Colorado state Democrats working on bill to make Holocaust, genocide education mandatory
Colorado state lawmakers are trying to get legislation passed in 2020 to make Holocaust and genocide education mandatory at certain levels in public schools.
“It is time for us to make certain that our students understand genocide, like what happened in the Holocaust, in Armenia, to Native Americans,” state Rep. Dafna Michaelson Jenet (D) told The Denver Post for a story published Friday.
Michaelson Jenet has cousins who were Holocaust survivors and previously was the director of the Holocaust Awareness Institute at the University of Denver.
While Colorado school districts are in charge of their own curriculum, the Colorado Department of Education can issue standards as a form of guidance, the newspaper noted.
The Democratic lawmaker said that her bill with state Rep. Emily Sirota (D) “would require public schools to include holocaust and genocide education at age-appropriate levels.”
Currently, the standards for social studies say that Colorado high school graduates should be able to “evaluate continuity and change over the course of world history,” and “investigate causes and effects of significant events throughout world history.” Both the Holocaust and genocides are mentioned in the standards, according to the paper.

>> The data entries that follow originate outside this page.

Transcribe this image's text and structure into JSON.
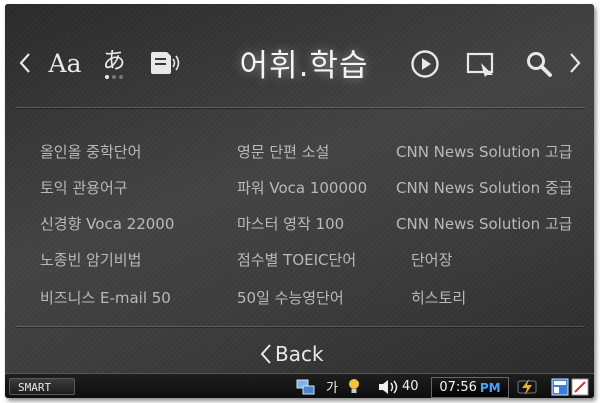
{
  "header": {
    "title": "어휘.학습",
    "font_icon_label": "Aa",
    "kana_icon_label": "あ",
    "icons": [
      "chevron-left-icon",
      "font-size-icon",
      "japanese-char-icon",
      "speech-sound-icon",
      "play-icon",
      "window-icon",
      "search-icon",
      "chevron-right-icon"
    ]
  },
  "word_lists": [
    {
      "label": "올인올 중학단어"
    },
    {
      "label": "토익 관용어구"
    },
    {
      "label": "신경향 Voca 22000"
    },
    {
      "label": "노종빈 암기비법"
    },
    {
      "label": "비즈니스 E-mail 50"
    },
    {
      "label": "영문 단편 소설"
    },
    {
      "label": "파워 Voca 100000"
    },
    {
      "label": "마스터 영작 100"
    },
    {
      "label": "점수별 TOEIC단어"
    },
    {
      "label": "50일 수능영단어"
    },
    {
      "label": "CNN News Solution 고급"
    },
    {
      "label": "CNN News Solution 중급"
    },
    {
      "label": "CNN News Solution 고급"
    },
    {
      "label": "단어장"
    },
    {
      "label": "히스토리"
    }
  ],
  "footer": {
    "back_label": "Back"
  },
  "taskbar": {
    "start_label": "SMART",
    "ime_label": "가",
    "volume_value": "40",
    "time": "07:56",
    "ampm": "PM",
    "accent_color": "#4aa3ff"
  }
}
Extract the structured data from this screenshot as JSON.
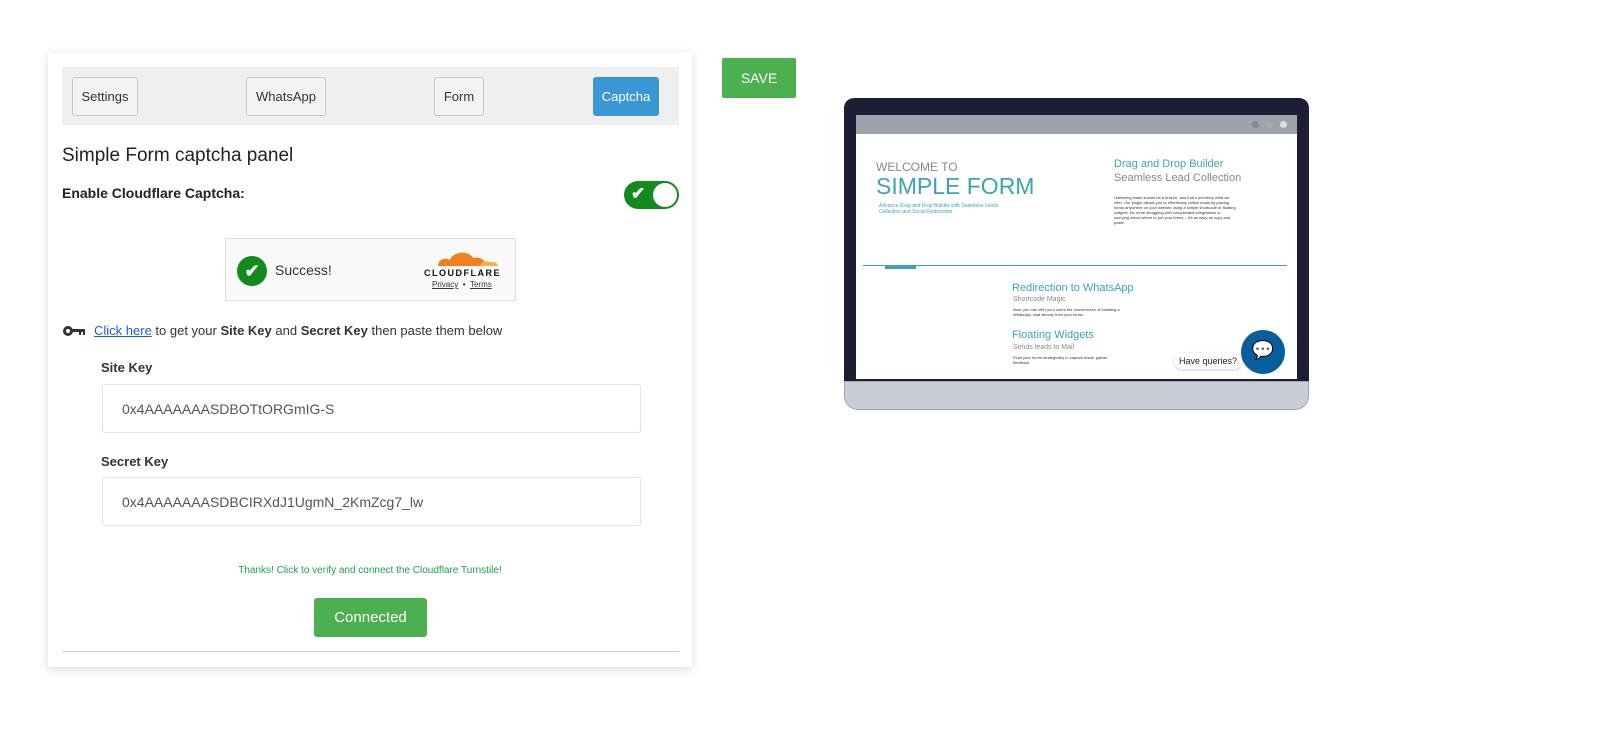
{
  "tabs": [
    {
      "label": "Settings"
    },
    {
      "label": "WhatsApp"
    },
    {
      "label": "Form"
    },
    {
      "label": "Captcha"
    }
  ],
  "panel_title": "Simple Form captcha panel",
  "enable_label": "Enable Cloudflare Captcha:",
  "enable_value": true,
  "turnstile": {
    "status": "Success!",
    "brand": "CLOUDFLARE",
    "privacy": "Privacy",
    "sep": "•",
    "terms": "Terms"
  },
  "hint": {
    "link": "Click here",
    "t1": " to get your ",
    "b1": "Site Key",
    "t2": " and ",
    "b2": "Secret Key",
    "t3": " then paste them below"
  },
  "site_key": {
    "label": "Site Key",
    "value": "0x4AAAAAAASDBOTtORGmIG-S"
  },
  "secret_key": {
    "label": "Secret Key",
    "value": "0x4AAAAAAASDBCIRXdJ1UgmN_2KmZcg7_lw"
  },
  "thanks": "Thanks! Click to verify and connect the Cloudflare Turnstile!",
  "connected_label": "Connected",
  "save_label": "SAVE",
  "preview": {
    "welcome": "WELCOME TO",
    "title": "SIMPLE FORM",
    "subtitle": "Advance Drag and Drop Builder with Seamless Leads Collection and Social Redirection",
    "h1": "Drag and Drop Builder",
    "h1sub": "Seamless Lead Collection",
    "p1": "Gathering leads should be a breeze, and that's precisely what we offer. Our plugin allows you to effortlessly collect leads by placing forms anywhere on your website using a simple shortcode or floating widgets. No more struggling with complicated integrations or worrying about where to put your forms – it's as easy as copy and paste.",
    "h2": "Redirection to WhatsApp",
    "h2sub": "Shortcode Magic",
    "p2": "Now, you can offer your users the convenience of initiating a WhatsApp chat directly from your forms.",
    "h3": "Floating Widgets",
    "h3sub": "Sends leads to Mail",
    "p3": "Float your forms strategically to capture leads, gather feedback,",
    "chat": "Have queries?"
  }
}
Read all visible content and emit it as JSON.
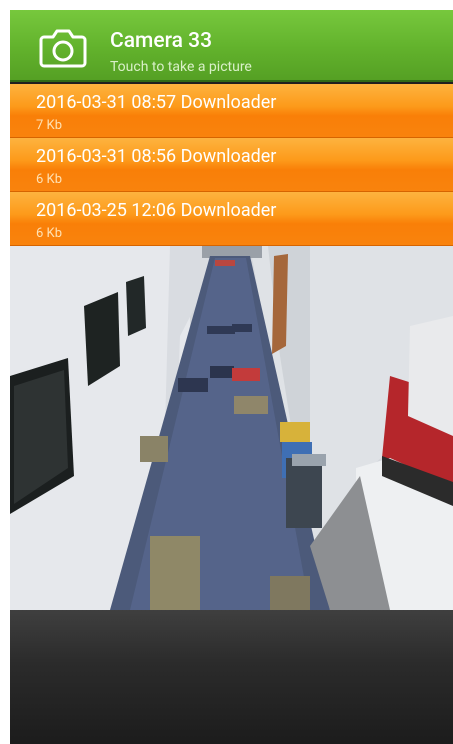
{
  "header": {
    "title": "Camera 33",
    "subtitle": "Touch to take a picture",
    "icon": "camera-icon"
  },
  "downloads": [
    {
      "title": "2016-03-31 08:57 Downloader",
      "size": "7 Kb"
    },
    {
      "title": "2016-03-31 08:56 Downloader",
      "size": "6 Kb"
    },
    {
      "title": "2016-03-25 12:06 Downloader",
      "size": "6 Kb"
    }
  ],
  "colors": {
    "header_green": "#62b22c",
    "row_orange": "#fd9a1a",
    "bottom_dark": "#2b2b2b"
  }
}
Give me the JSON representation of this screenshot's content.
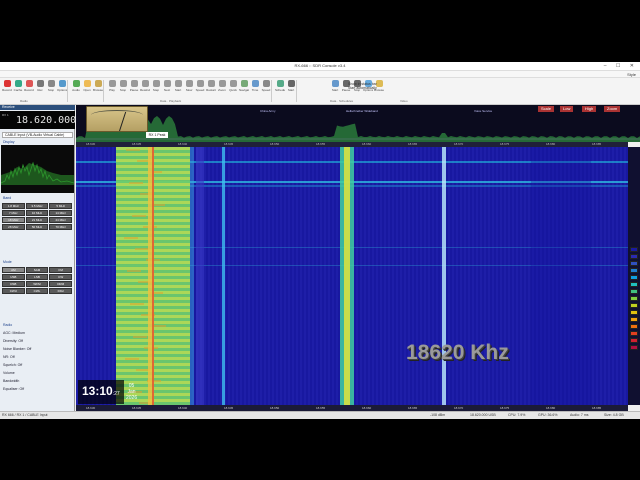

But Sirota argued that the proposal was necessary to emphasize the importance of learning about the world events, saying that many students “do not have an accurate understanding” of the Holocaust.
“Many of them can’t say what was Auschwitz,” she told the Post. “If we do not educate future generations to what happened in history, you know the saying: We are doomed to repeat it.”
Michaelson Jenet told the newspaper that she expects “very wide, bipartisan support” when she introduces the bill in 2020.